Borussia Dortmund geht bei Holstein Kiel unter Diesmal ist es anders
Der BVB hat bei einem klaren Außenseiter verloren. Eigentlich nichts Neues mehr. Mittlerweile kann man sich aber nicht mehr einreden, dass es sich nur um eine kleine Panne gehandelt hat. Borussia Dortmund ist eine Ganzkörperbaustelle ohne wirkliche Behandlungsmethode.

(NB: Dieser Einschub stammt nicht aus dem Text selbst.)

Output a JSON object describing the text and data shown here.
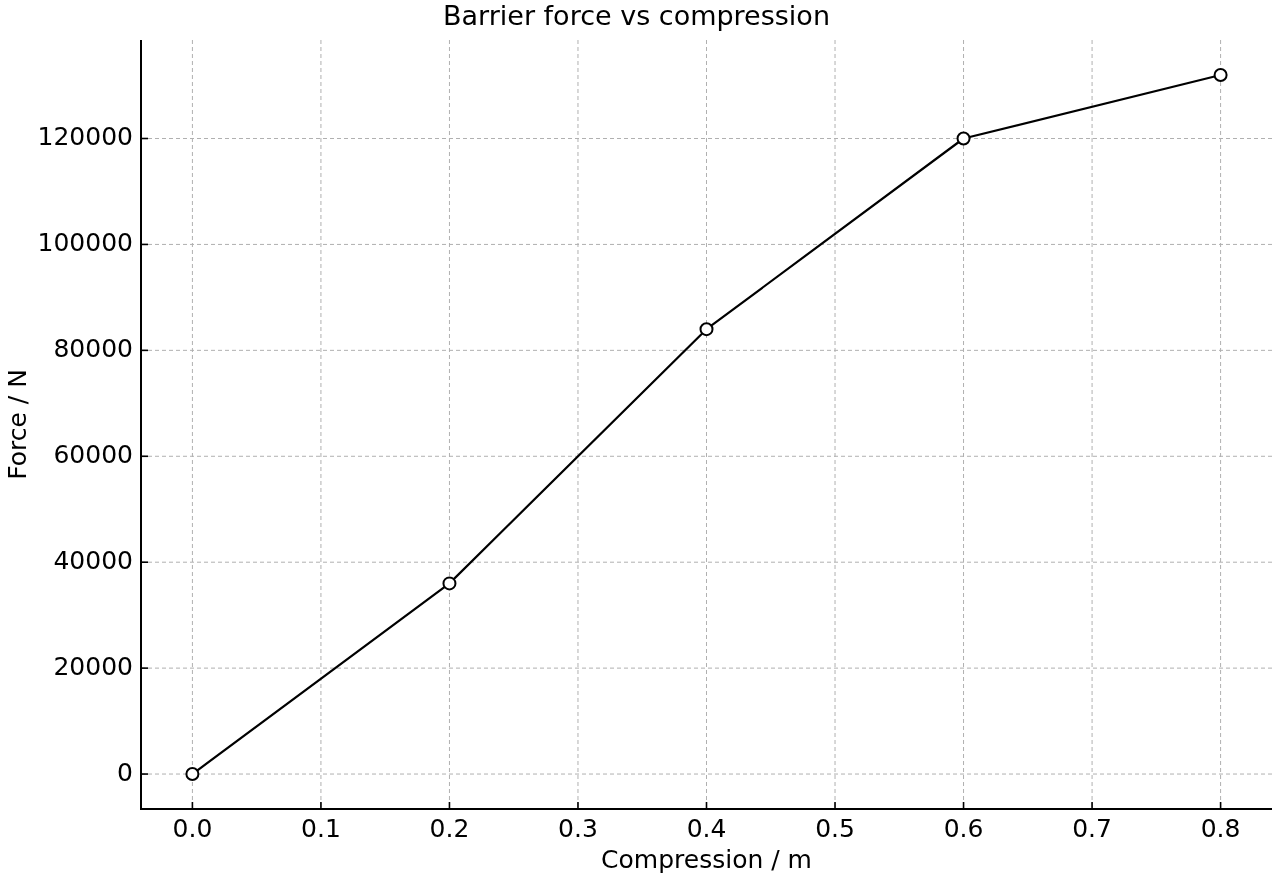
{
  "chart_data": {
    "type": "line",
    "title": "Barrier force vs compression",
    "xlabel": "Compression / m",
    "ylabel": "Force / N",
    "x": [
      0,
      0.2,
      0.4,
      0.6,
      0.8
    ],
    "series": [
      {
        "color": "#000000",
        "values": [
          0,
          36000,
          84000,
          120000,
          132000
        ]
      }
    ],
    "xlim": [
      -0.04,
      0.84
    ],
    "ylim": [
      -6600,
      138600
    ],
    "xticks": [
      {
        "value": 0,
        "label": "0.0"
      },
      0.1,
      0.2,
      0.3,
      0.4,
      0.5,
      0.6,
      0.7,
      0.8
    ],
    "yticks": [
      0,
      20000,
      40000,
      60000,
      80000,
      100000,
      120000
    ],
    "grid": true,
    "marker": "circle",
    "line_style": "solid"
  }
}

In der Redaktion gibt es intern einen kleinen Running Gag mit der Artikelüberschrift „Quo vadis BVB?“. Wohl keine andere Überschrift wurde in der Historie von Schwatzgelb.de häufiger bemüht. Warum auch nicht? Sie ist kurz, prägnant und klingt gut. Aber bereits die Häufigkeit dieser Fragestellung zeigt eins: der BVB hat in der Vergangenheit schon so oft seinen inneren Kompass verloren, ist auf vermeidliche Abkürzungen hereingefallen und hat falsche Wege beschritten, dass er aktuell wohl endgültig in einem Dickicht aus falschen Personalentscheidungen, Ansprüchen, Stallgerüchen und Dysfunktionalität verirrt und verloren erscheint.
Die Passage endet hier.